Five Eyes Security Agencies Warn Against Rushing Agentic AI Deployments

Security agencies from the Five Eyes alliance issued a warning in May 2026 about the risks of rapidly deploying agentic AI systems. The agencies urged organizations to prioritize safety and build in guardrails before putting autonomous AI agents into production.

Five Eyes Security Agencies Warn Against Rushing Agentic AI Deployments

Security agencies from the Five Eyes alliance, which includes the United States, United Kingdom, Canada, Australia, and New Zealand, issued a warning in May 2026 about the risks of deploying agentic AI systems too quickly.

The agencies said organizations rushing to put autonomous AI agents into production risk creating systems that can fail in cascading ways. Agentic AI refers to AI systems that can take actions, make decisions, and interact with other systems without direct human oversight for each step.

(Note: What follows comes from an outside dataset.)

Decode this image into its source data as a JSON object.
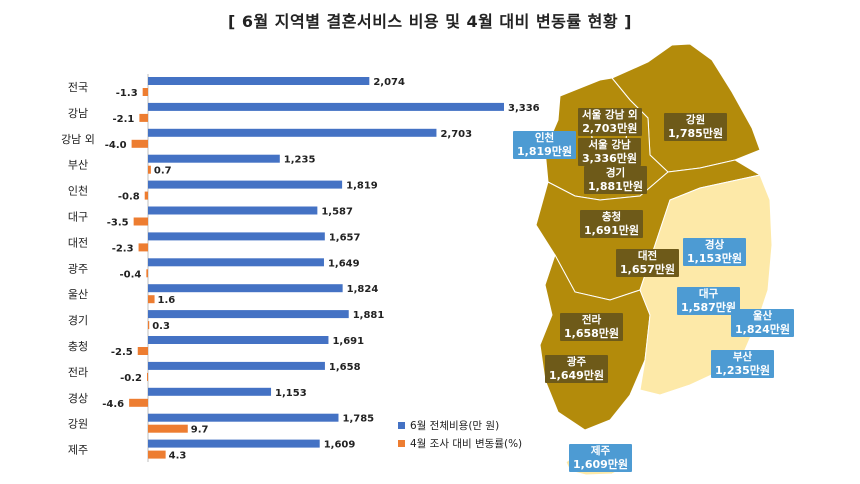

The warning came as agentic AI adoption is accelerating. A Gartner survey found that 38 percent of organizations are piloting AI agents, but only 11 percent have them in production. Gartner also predicted that 40 percent of agentic AI projects could fail by 2027 if organizations automate broken processes rather than redesigning their operations.

The Five Eyes agencies urged organizations to prioritize safety and robustness, build in human oversight mechanisms, and test systems thoroughly before deployment. They also warned about the potential for agentic AI to be exploited by attackers who could manipulate the instructions given to AI agents.

The UK's National Health Service ordered technology leaders to temporarily restrict access to hundreds of open-source repositories on GitHub in May 2026, citing concerns related to advanced AI and the potential for AI tools to be used to identify and exploit vulnerabilities.

U.S. cybersecurity officials are also considering shorter deadlines for fixing critical government IT vulnerabilities, acknowledging that AI tools could help attackers move faster. Fitch warned that AI adoption in cybersecurity could expose gaps in existing defenses and risk models.